Now, what is the “meaning” of this national face that ODM seeks to built? What is its strategic worth minus the media buzzed ‘perception of inclusivity’ that has been thrown in our faces? When you say “ODM is not a Luo party” what do you? If you replace the word “Luo” with “Luhya” or “Somali” or “Digo” will the meaning remain the same? More than the meaning, will the reactions remain ‘muted’ as Luos have done, opting to ‘quit’ and let go?
This Pentagon mentality – that top party shots must be seen to come from wherever – is so old school. Heck, this is 2014 after the election of Uhuru and Ruto on a ‘merely’ two-tribe tyranny. Having tens of party demi-gods can’t bring that magic. Sadly, after the NDC, ODM will again expend a lot of energy and resources ‘healing’ the wounds caused by the ‘pentagon mentality’. Already, I can see the jitters of mashemeji and their lot.
In an earlier post I argued that no community should see their lot in ODM as doing another community a favour.
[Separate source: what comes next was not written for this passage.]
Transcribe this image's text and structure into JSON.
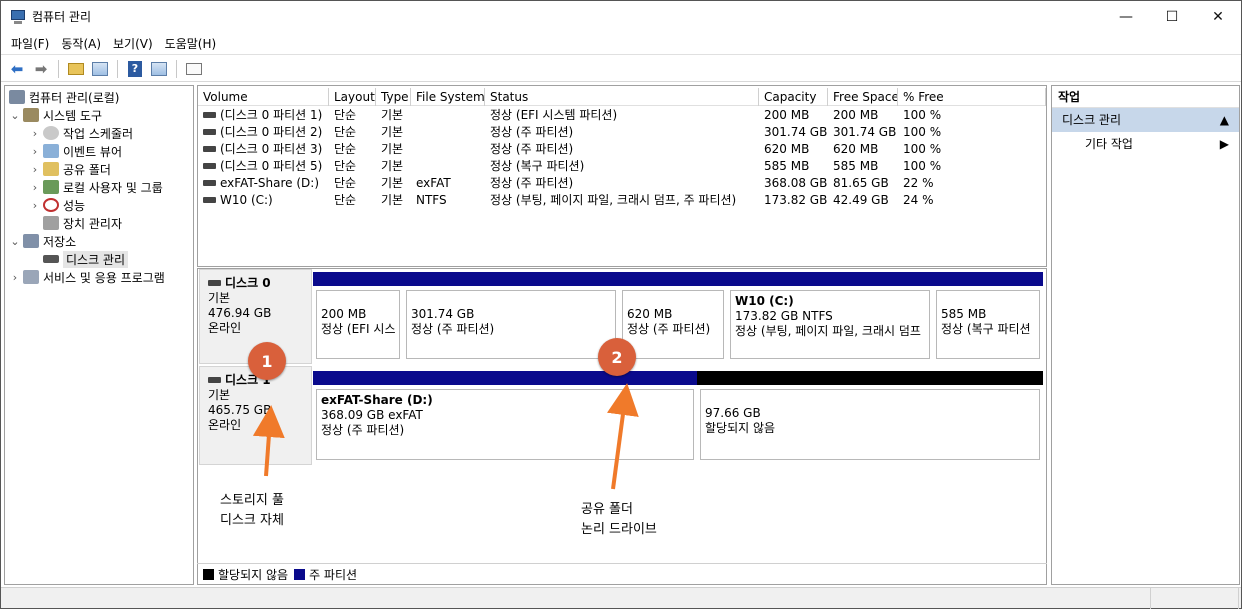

No community should be ‘firewood’ for others in ODM. The Luo have always have the same stake, sometimes even lower stakes, than the other communities which form this party. You only need to look at the party when it was part of the government and the direction the ministerial flags took.
Party affirmative action ended up seeing Prof Nyong’o – an indefatigable economist – spend half a decade as medical minister, fighting out strikes with nurses and doctors! Oh, and Orengo’s Lands ministry was more of an IDP Lands ministry.
What I am saying is that ODM polls do not benfit communities but individuals. One only hopes that these individuals have the political capital to bring to the party, like Joho did in Mombasa, otherwise, just cobbling up a ‘starving face of Kenya’ in ODM will condemn it to where that animal humanity called “Dodo” ended up – historical oblivion!
Of course, ODM is not a Luo party. [laughing out loudly]
Dikembe Disembe comments on topical political and ethnicity issues in Kenya.